ECLI:NL:HR:2018:1543

Hoge Raad

Datum uitspraak
11 september 2018
Publicatiedatum
11 september 2018
Zaaknummer
16/03542
Instantie
Hoge Raad
Type
Uitspraak
Rechtsgebied
Strafrecht
Procedures
  • Cassatie
Vindplaatsen
  • Rechtspraak.nl
AI samenvatting door LexboostAutomatisch gegenereerd

Cassatieberoep tegen vonnis van het Gemeenschappelijk Hof van Justitie van Aruba inzake poging moord en andere strafbare feiten

In deze zaak gaat het om een cassatieberoep tegen een vonnis van het Gemeenschappelijk Hof van Justitie van Aruba, Curaçao, Sint Maarten en van Bonaire, Sint Eustatius en Saba, dat op 29 juni 2016 is gewezen.
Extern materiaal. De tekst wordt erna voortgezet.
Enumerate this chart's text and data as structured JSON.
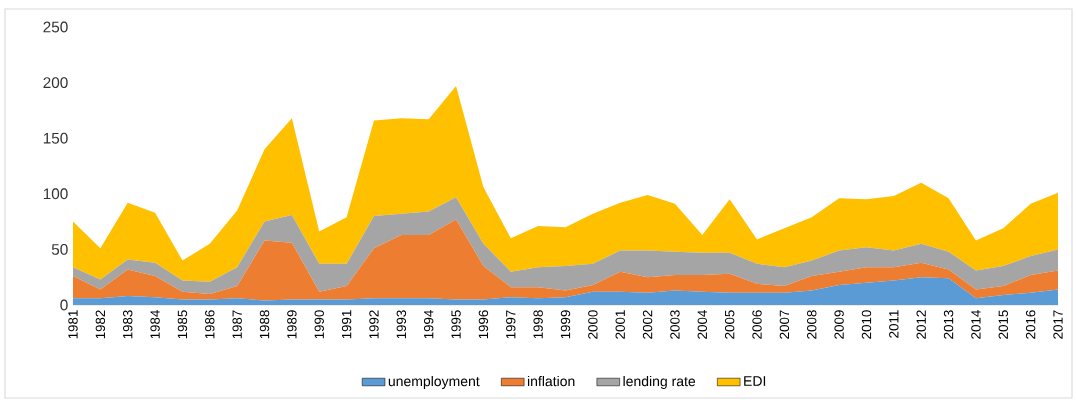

De verdachte, geboren in 1989, is veroordeeld voor medeplegen van poging moord, overtreding van de Vuurwapenverordening 1930, poging doodslag, bedreiging en heling. De advocaat van de verdachte, C. Reijntjes-Wendenburg, heeft middelen van cassatie voorgesteld. De Advocaat-Generaal E.J. Hofstee heeft geconcludeerd tot vernietiging van het bestreden arrest, maar alleen wat betreft de duur van de opgelegde gevangenisstraf, en tot verwerping van het beroep voor het overige. De Hoge Raad heeft de middelen beoordeeld en geconcludeerd dat deze niet tot cassatie kunnen leiden. Dit behoeft geen nadere motivering, aangezien de middelen niet nopen tot beantwoording van rechtsvragen in het belang van de rechtseenheid of de rechtsontwikkeling.
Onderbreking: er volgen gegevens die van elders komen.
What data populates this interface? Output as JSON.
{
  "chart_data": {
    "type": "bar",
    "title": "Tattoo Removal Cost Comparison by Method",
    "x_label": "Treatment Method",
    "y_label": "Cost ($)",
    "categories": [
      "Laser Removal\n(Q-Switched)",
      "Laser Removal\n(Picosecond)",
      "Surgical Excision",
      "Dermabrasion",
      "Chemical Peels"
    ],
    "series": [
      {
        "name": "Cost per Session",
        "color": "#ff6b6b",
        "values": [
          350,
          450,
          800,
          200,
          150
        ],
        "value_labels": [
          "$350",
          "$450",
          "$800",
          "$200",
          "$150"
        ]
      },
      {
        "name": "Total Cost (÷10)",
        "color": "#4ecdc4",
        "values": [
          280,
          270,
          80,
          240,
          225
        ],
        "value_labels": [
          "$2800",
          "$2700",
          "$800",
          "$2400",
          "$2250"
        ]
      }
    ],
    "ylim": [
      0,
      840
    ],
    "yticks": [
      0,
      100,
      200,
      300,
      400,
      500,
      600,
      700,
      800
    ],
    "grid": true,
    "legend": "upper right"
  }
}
De Hoge Raad heeft ambtshalve de bestreden uitspraak beoordeeld. De verdachte bevindt zich in voorlopige hechtenis en meer dan zestien maanden zijn verstreken na het instellen van het cassatieberoep. Dit leidt tot de conclusie dat de redelijke termijn, zoals bedoeld in artikel 6, eerste lid, van het EVRM, is overschreden. Dit heeft tot gevolg dat de aan de verdachte opgelegde gevangenisstraf van achttien jaren moet worden verminderd.
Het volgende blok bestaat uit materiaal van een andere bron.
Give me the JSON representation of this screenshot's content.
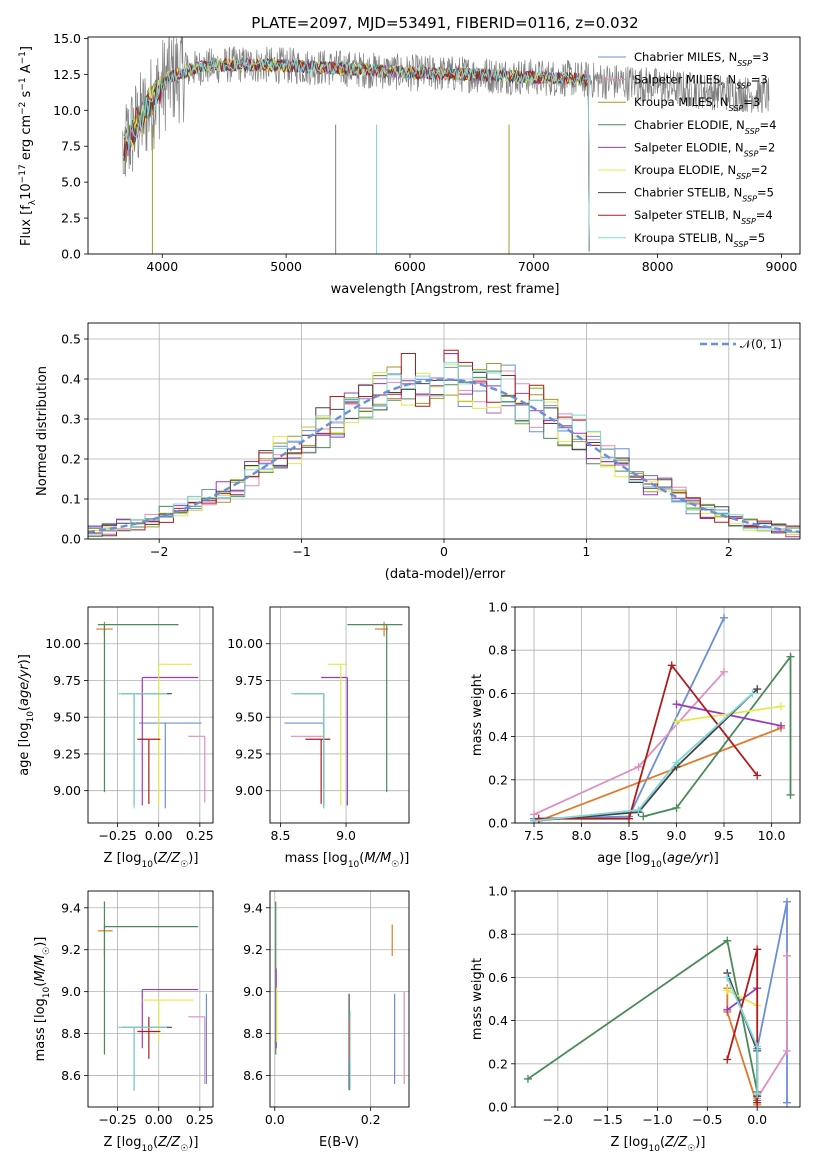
{
  "title": "PLATE=2097, MJD=53491, FIBERID=0116, z=0.032",
  "colors": {
    "Chabrier MILES": "#6a8fd8",
    "Salpeter MILES": "#e08dc0",
    "Kroupa MILES": "#a09a2a",
    "Chabrier ELODIE": "#4c8a5a",
    "Salpeter ELODIE": "#9b3bbb",
    "Kroupa ELODIE": "#e4e84e",
    "Chabrier STELIB": "#444444",
    "Salpeter STELIB": "#b01c1c",
    "Kroupa STELIB": "#7fd8d8",
    "orange": "#e07a2a",
    "normal": "#6a8fd8",
    "grid": "#b0b0b0"
  },
  "legend": [
    {
      "name": "Chabrier MILES",
      "nssp": "3"
    },
    {
      "name": "Salpeter MILES",
      "nssp": "3"
    },
    {
      "name": "Kroupa MILES",
      "nssp": "3"
    },
    {
      "name": "Chabrier ELODIE",
      "nssp": "4"
    },
    {
      "name": "Salpeter ELODIE",
      "nssp": "2"
    },
    {
      "name": "Kroupa ELODIE",
      "nssp": "2"
    },
    {
      "name": "Chabrier STELIB",
      "nssp": "5"
    },
    {
      "name": "Salpeter STELIB",
      "nssp": "4"
    },
    {
      "name": "Kroupa STELIB",
      "nssp": "5"
    }
  ],
  "legend_normal": "𝒩(0, 1)",
  "chart_data": [
    {
      "id": "spectrum",
      "type": "line",
      "xlabel": "wavelength [Angstrom, rest frame]",
      "ylabel": "Flux [f_λ 10^-17 erg cm^-2 s^-1 A^-1]",
      "xlim": [
        3400,
        9150
      ],
      "ylim": [
        0,
        15.1
      ],
      "xticks": [
        4000,
        5000,
        6000,
        7000,
        8000,
        9000
      ],
      "yticks": [
        0.0,
        2.5,
        5.0,
        7.5,
        10.0,
        12.5,
        15.0
      ],
      "ytick_labels": [
        "0.0",
        "2.5",
        "5.0",
        "7.5",
        "10.0",
        "12.5",
        "15.0"
      ],
      "grid": false,
      "legend_position": "top-right",
      "data_range": [
        3680,
        8900
      ],
      "model_continuum": {
        "x": [
          3690,
          3800,
          3950,
          4050,
          4300,
          4600,
          5000,
          5500,
          6000,
          6500,
          7000,
          7300,
          7450
        ],
        "y": [
          7.5,
          9.0,
          11.0,
          12.3,
          13.0,
          13.2,
          13.1,
          12.9,
          12.6,
          12.5,
          12.3,
          12.2,
          12.1
        ]
      },
      "model_end": 7440
    },
    {
      "id": "residuals",
      "type": "histogram",
      "xlabel": "(data-model)/error",
      "ylabel": "Normed distribution",
      "xlim": [
        -2.5,
        2.5
      ],
      "ylim": [
        0,
        0.54
      ],
      "xticks": [
        -2,
        -1,
        0,
        1,
        2
      ],
      "yticks": [
        0.0,
        0.1,
        0.2,
        0.3,
        0.4,
        0.5
      ],
      "ytick_labels": [
        "0.0",
        "0.1",
        "0.2",
        "0.3",
        "0.4",
        "0.5"
      ],
      "grid": true,
      "legend_position": "top-right",
      "bin_width": 0.1
    },
    {
      "id": "age_vs_Z",
      "type": "scatter",
      "xlabel": "Z [log10(Z/Z☉)]",
      "ylabel": "age  [log10(age/yr)]",
      "xlim": [
        -0.43,
        0.33
      ],
      "ylim": [
        8.78,
        10.25
      ],
      "xticks": [
        -0.25,
        0.0,
        0.25
      ],
      "xtick_labels": [
        "−0.25",
        "0.00",
        "0.25"
      ],
      "yticks": [
        9.0,
        9.25,
        9.5,
        9.75,
        10.0
      ],
      "ytick_labels": [
        "9.00",
        "9.25",
        "9.50",
        "9.75",
        "10.00"
      ],
      "grid": true,
      "points": [
        {
          "series": "Chabrier MILES",
          "x": 0.04,
          "y": 9.46,
          "xerr": [
            0.16,
            0.22
          ],
          "yerr": [
            0.58,
            0.0
          ]
        },
        {
          "series": "Salpeter MILES",
          "x": 0.28,
          "y": 9.37,
          "xerr": [
            0.1,
            0.0
          ],
          "yerr": [
            0.45,
            0.0
          ]
        },
        {
          "series": "orange",
          "x": -0.33,
          "y": 10.1,
          "xerr": [
            0.05,
            0.05
          ],
          "yerr": [
            0.05,
            0.05
          ]
        },
        {
          "series": "Chabrier ELODIE",
          "x": -0.33,
          "y": 10.13,
          "xerr": [
            0.04,
            0.45
          ],
          "yerr": [
            1.14,
            0.0
          ]
        },
        {
          "series": "Salpeter ELODIE",
          "x": -0.1,
          "y": 9.77,
          "xerr": [
            0.0,
            0.34
          ],
          "yerr": [
            0.87,
            0.0
          ]
        },
        {
          "series": "Kroupa ELODIE",
          "x": 0.0,
          "y": 9.86,
          "xerr": [
            0.0,
            0.2
          ],
          "yerr": [
            0.96,
            0.0
          ]
        },
        {
          "series": "Chabrier STELIB",
          "x": -0.15,
          "y": 9.66,
          "xerr": [
            0.08,
            0.23
          ],
          "yerr": [
            0.76,
            0.0
          ]
        },
        {
          "series": "Salpeter STELIB",
          "x": -0.06,
          "y": 9.35,
          "xerr": [
            0.07,
            0.07
          ],
          "yerr": [
            0.44,
            0.0
          ]
        },
        {
          "series": "Kroupa STELIB",
          "x": -0.15,
          "y": 9.66,
          "xerr": [
            0.1,
            0.2
          ],
          "yerr": [
            0.78,
            0.0
          ]
        }
      ]
    },
    {
      "id": "age_vs_mass",
      "type": "scatter",
      "xlabel": "mass [log10(M/M☉)]",
      "ylabel": "",
      "xlim": [
        8.42,
        9.48
      ],
      "ylim": [
        8.78,
        10.25
      ],
      "xticks": [
        8.5,
        9.0
      ],
      "xtick_labels": [
        "8.5",
        "9.0"
      ],
      "yticks": [
        9.0,
        9.25,
        9.5,
        9.75,
        10.0
      ],
      "ytick_labels": [
        "9.00",
        "9.25",
        "9.50",
        "9.75",
        "10.00"
      ],
      "grid": true,
      "points": [
        {
          "series": "Chabrier MILES",
          "x": 8.83,
          "y": 9.46,
          "xerr": [
            0.3,
            0.0
          ],
          "yerr": [
            0.58,
            0.0
          ]
        },
        {
          "series": "Salpeter MILES",
          "x": 8.83,
          "y": 9.37,
          "xerr": [
            0.25,
            0.0
          ],
          "yerr": [
            0.45,
            0.0
          ]
        },
        {
          "series": "orange",
          "x": 9.29,
          "y": 10.1,
          "xerr": [
            0.07,
            0.03
          ],
          "yerr": [
            0.05,
            0.05
          ]
        },
        {
          "series": "Chabrier ELODIE",
          "x": 9.31,
          "y": 10.13,
          "xerr": [
            0.3,
            0.12
          ],
          "yerr": [
            1.14,
            0.0
          ]
        },
        {
          "series": "Salpeter ELODIE",
          "x": 9.01,
          "y": 9.77,
          "xerr": [
            0.2,
            0.0
          ],
          "yerr": [
            0.87,
            0.0
          ]
        },
        {
          "series": "Kroupa ELODIE",
          "x": 8.96,
          "y": 9.86,
          "xerr": [
            0.1,
            0.05
          ],
          "yerr": [
            0.96,
            0.0
          ]
        },
        {
          "series": "Chabrier STELIB",
          "x": 8.83,
          "y": 9.66,
          "xerr": [
            0.23,
            0.0
          ],
          "yerr": [
            0.76,
            0.0
          ]
        },
        {
          "series": "Salpeter STELIB",
          "x": 8.81,
          "y": 9.35,
          "xerr": [
            0.12,
            0.07
          ],
          "yerr": [
            0.44,
            0.0
          ]
        },
        {
          "series": "Kroupa STELIB",
          "x": 8.83,
          "y": 9.66,
          "xerr": [
            0.25,
            0.0
          ],
          "yerr": [
            0.78,
            0.0
          ]
        }
      ]
    },
    {
      "id": "weight_vs_age",
      "type": "line",
      "xlabel": "age  [log10(age/yr)]",
      "ylabel": "mass weight",
      "xlim": [
        7.3,
        10.3
      ],
      "ylim": [
        0.0,
        1.0
      ],
      "xticks": [
        7.5,
        8.0,
        8.5,
        9.0,
        9.5,
        10.0
      ],
      "xtick_labels": [
        "7.5",
        "8.0",
        "8.5",
        "9.0",
        "9.5",
        "10.0"
      ],
      "yticks": [
        0.0,
        0.2,
        0.4,
        0.6,
        0.8,
        1.0
      ],
      "ytick_labels": [
        "0.0",
        "0.2",
        "0.4",
        "0.6",
        "0.8",
        "1.0"
      ],
      "grid": true,
      "series": [
        {
          "series": "Chabrier MILES",
          "x": [
            7.5,
            8.5,
            9.5
          ],
          "y": [
            0.02,
            0.03,
            0.95
          ]
        },
        {
          "series": "Salpeter MILES",
          "x": [
            7.5,
            8.6,
            9.5
          ],
          "y": [
            0.04,
            0.26,
            0.7
          ]
        },
        {
          "series": "orange",
          "x": [
            7.55,
            10.1
          ],
          "y": [
            0.01,
            0.44
          ]
        },
        {
          "series": "Chabrier ELODIE",
          "x": [
            8.65,
            9.0,
            10.2,
            10.2
          ],
          "y": [
            0.03,
            0.07,
            0.77,
            0.13
          ]
        },
        {
          "series": "Salpeter ELODIE",
          "x": [
            9.0,
            10.1
          ],
          "y": [
            0.55,
            0.45
          ]
        },
        {
          "series": "Kroupa ELODIE",
          "x": [
            9.0,
            10.1
          ],
          "y": [
            0.47,
            0.54
          ]
        },
        {
          "series": "Chabrier STELIB",
          "x": [
            7.5,
            8.6,
            9.0,
            9.85
          ],
          "y": [
            0.01,
            0.05,
            0.26,
            0.62
          ]
        },
        {
          "series": "Salpeter STELIB",
          "x": [
            7.55,
            8.5,
            8.95,
            9.85
          ],
          "y": [
            0.02,
            0.02,
            0.73,
            0.22
          ]
        },
        {
          "series": "Kroupa STELIB",
          "x": [
            7.5,
            8.6,
            9.0,
            9.8
          ],
          "y": [
            0.01,
            0.06,
            0.28,
            0.6
          ]
        }
      ]
    },
    {
      "id": "mass_vs_Z",
      "type": "scatter",
      "xlabel": "Z [log10(Z/Z☉)]",
      "ylabel": "mass [log10(M/M☉)]",
      "xlim": [
        -0.43,
        0.33
      ],
      "ylim": [
        8.45,
        9.48
      ],
      "xticks": [
        -0.25,
        0.0,
        0.25
      ],
      "xtick_labels": [
        "−0.25",
        "0.00",
        "0.25"
      ],
      "yticks": [
        8.6,
        8.8,
        9.0,
        9.2,
        9.4
      ],
      "ytick_labels": [
        "8.6",
        "8.8",
        "9.0",
        "9.2",
        "9.4"
      ],
      "grid": true,
      "points": [
        {
          "series": "Chabrier MILES",
          "x": 0.29,
          "y": 8.83,
          "xerr": [
            0.0,
            0.0
          ],
          "yerr": [
            0.27,
            0.16
          ]
        },
        {
          "series": "Salpeter MILES",
          "x": 0.28,
          "y": 8.88,
          "xerr": [
            0.1,
            0.0
          ],
          "yerr": [
            0.32,
            0.0
          ]
        },
        {
          "series": "orange",
          "x": -0.33,
          "y": 9.29,
          "xerr": [
            0.04,
            0.05
          ],
          "yerr": [
            0.12,
            0.03
          ]
        },
        {
          "series": "Chabrier ELODIE",
          "x": -0.33,
          "y": 9.31,
          "xerr": [
            0.0,
            0.57
          ],
          "yerr": [
            0.61,
            0.12
          ]
        },
        {
          "series": "Salpeter ELODIE",
          "x": -0.1,
          "y": 9.01,
          "xerr": [
            0.0,
            0.34
          ],
          "yerr": [
            0.28,
            0.0
          ]
        },
        {
          "series": "Kroupa ELODIE",
          "x": 0.0,
          "y": 8.96,
          "xerr": [
            0.1,
            0.21
          ],
          "yerr": [
            0.2,
            0.0
          ]
        },
        {
          "series": "Chabrier STELIB",
          "x": -0.15,
          "y": 8.83,
          "xerr": [
            0.08,
            0.23
          ],
          "yerr": [
            0.3,
            0.0
          ]
        },
        {
          "series": "Salpeter STELIB",
          "x": -0.06,
          "y": 8.81,
          "xerr": [
            0.07,
            0.07
          ],
          "yerr": [
            0.13,
            0.07
          ]
        },
        {
          "series": "Kroupa STELIB",
          "x": -0.15,
          "y": 8.83,
          "xerr": [
            0.1,
            0.2
          ],
          "yerr": [
            0.3,
            0.0
          ]
        }
      ]
    },
    {
      "id": "mass_vs_ebv",
      "type": "scatter",
      "xlabel": "E(B-V)",
      "ylabel": "",
      "xlim": [
        -0.01,
        0.28
      ],
      "ylim": [
        8.45,
        9.48
      ],
      "xticks": [
        0.0,
        0.2
      ],
      "xtick_labels": [
        "0.0",
        "0.2"
      ],
      "yticks": [
        8.6,
        8.8,
        9.0,
        9.2,
        9.4
      ],
      "ytick_labels": [
        "8.6",
        "8.8",
        "9.0",
        "9.2",
        "9.4"
      ],
      "grid": true,
      "points": [
        {
          "series": "Chabrier MILES",
          "x": 0.25,
          "y": 8.83,
          "xerr": [
            0.0,
            0.0
          ],
          "yerr": [
            0.27,
            0.16
          ]
        },
        {
          "series": "Salpeter MILES",
          "x": 0.27,
          "y": 8.88,
          "xerr": [
            0.0,
            0.0
          ],
          "yerr": [
            0.32,
            0.12
          ]
        },
        {
          "series": "orange",
          "x": 0.245,
          "y": 9.29,
          "xerr": [
            0.0,
            0.0
          ],
          "yerr": [
            0.12,
            0.03
          ]
        },
        {
          "series": "Chabrier ELODIE",
          "x": 0.002,
          "y": 9.31,
          "xerr": [
            0.0,
            0.0
          ],
          "yerr": [
            0.61,
            0.12
          ]
        },
        {
          "series": "Salpeter ELODIE",
          "x": 0.003,
          "y": 9.01,
          "xerr": [
            0.0,
            0.0
          ],
          "yerr": [
            0.28,
            0.1
          ]
        },
        {
          "series": "Kroupa ELODIE",
          "x": 0.004,
          "y": 8.96,
          "xerr": [
            0.0,
            0.0
          ],
          "yerr": [
            0.2,
            0.06
          ]
        },
        {
          "series": "Chabrier STELIB",
          "x": 0.155,
          "y": 8.83,
          "xerr": [
            0.0,
            0.0
          ],
          "yerr": [
            0.3,
            0.16
          ]
        },
        {
          "series": "Salpeter STELIB",
          "x": 0.155,
          "y": 8.81,
          "xerr": [
            0.0,
            0.0
          ],
          "yerr": [
            0.13,
            0.07
          ]
        },
        {
          "series": "Kroupa STELIB",
          "x": 0.157,
          "y": 8.83,
          "xerr": [
            0.0,
            0.0
          ],
          "yerr": [
            0.3,
            0.08
          ]
        }
      ]
    },
    {
      "id": "weight_vs_Z",
      "type": "line",
      "xlabel": "Z [log10(Z/Z☉)]",
      "ylabel": "mass weight",
      "xlim": [
        -2.43,
        0.43
      ],
      "ylim": [
        0.0,
        1.0
      ],
      "xticks": [
        -2.0,
        -1.5,
        -1.0,
        -0.5,
        0.0
      ],
      "xtick_labels": [
        "−2.0",
        "−1.5",
        "−1.0",
        "−0.5",
        "0.0"
      ],
      "yticks": [
        0.0,
        0.2,
        0.4,
        0.6,
        0.8,
        1.0
      ],
      "ytick_labels": [
        "0.0",
        "0.2",
        "0.4",
        "0.6",
        "0.8",
        "1.0"
      ],
      "grid": true,
      "series": [
        {
          "series": "Chabrier MILES",
          "x": [
            0.0,
            0.3,
            0.3
          ],
          "y": [
            0.27,
            0.95,
            0.02
          ]
        },
        {
          "series": "Salpeter MILES",
          "x": [
            0.0,
            0.3,
            0.3
          ],
          "y": [
            0.04,
            0.26,
            0.7
          ]
        },
        {
          "series": "orange",
          "x": [
            -0.3,
            -0.3,
            0.0
          ],
          "y": [
            0.55,
            0.44,
            0.01
          ]
        },
        {
          "series": "Chabrier ELODIE",
          "x": [
            -2.3,
            -0.3,
            0.0,
            0.0
          ],
          "y": [
            0.13,
            0.77,
            0.07,
            0.03
          ]
        },
        {
          "series": "Salpeter ELODIE",
          "x": [
            -0.3,
            0.0
          ],
          "y": [
            0.45,
            0.55
          ]
        },
        {
          "series": "Kroupa ELODIE",
          "x": [
            -0.3,
            0.0
          ],
          "y": [
            0.54,
            0.47
          ]
        },
        {
          "series": "Chabrier STELIB",
          "x": [
            -0.3,
            0.0,
            0.0
          ],
          "y": [
            0.62,
            0.26,
            0.05
          ]
        },
        {
          "series": "Salpeter STELIB",
          "x": [
            -0.3,
            0.0,
            0.0
          ],
          "y": [
            0.22,
            0.73,
            0.02
          ]
        },
        {
          "series": "Kroupa STELIB",
          "x": [
            -0.3,
            0.0,
            0.0
          ],
          "y": [
            0.6,
            0.28,
            0.06
          ]
        }
      ]
    }
  ]
}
Uiteindelijk heeft de Hoge Raad beslist om de bestreden uitspraak te vernietigen, maar uitsluitend wat betreft de duur van de opgelegde gevangenisstraf. De gevangenisstraf is verminderd tot zeventien jaren en zes maanden, terwijl het beroep voor het overige is verworpen. Deze uitspraak is gedaan op 11 september 2018 door de vice-president J. de Hullu als voorzitter, samen met de raadsheren E.S.G.N.A.I. van de Griend en A.E.M. Röttgering, in aanwezigheid van de griffier S.P. Bakker.

Uitspraak

11 september 2018
Strafkamer
nr. S 16/03542 A
IV/AJ
Hoge Raad der Nederlanden
Arrest
op het beroep in cassatie tegen een vonnis van het Gemeenschappelijk Hof van Justitie van Aruba, Curaçao, Sint Maarten en van Bonaire, Sint Eustatius en Saba, van 29 juni 2016, nummer H-137/15, in de strafzaak tegen:
[verdachte], geboren in [geboorteplaats] op [geboortedatum] 1989.

1.Geding in cassatie

Het beroep is ingesteld door de verdachte. Namens deze heeft C. Reijntjes-Wendenburg, advocaat te Maastricht, bij schriftuur middelen van cassatie voorgesteld. De schriftuur is aan dit arrest gehecht en maakt daarvan deel uit.
De Advocaat-Generaal E.J. Hofstee heeft geconcludeerd tot vernietiging van het bestreden arrest maar uitsluitend wat betreft de duur van de opgelegde gevangenisstraf, tot vermindering daarvan aan de hand van de gebruikelijke maatstaf en tot verwerping van het beroep voor het overige.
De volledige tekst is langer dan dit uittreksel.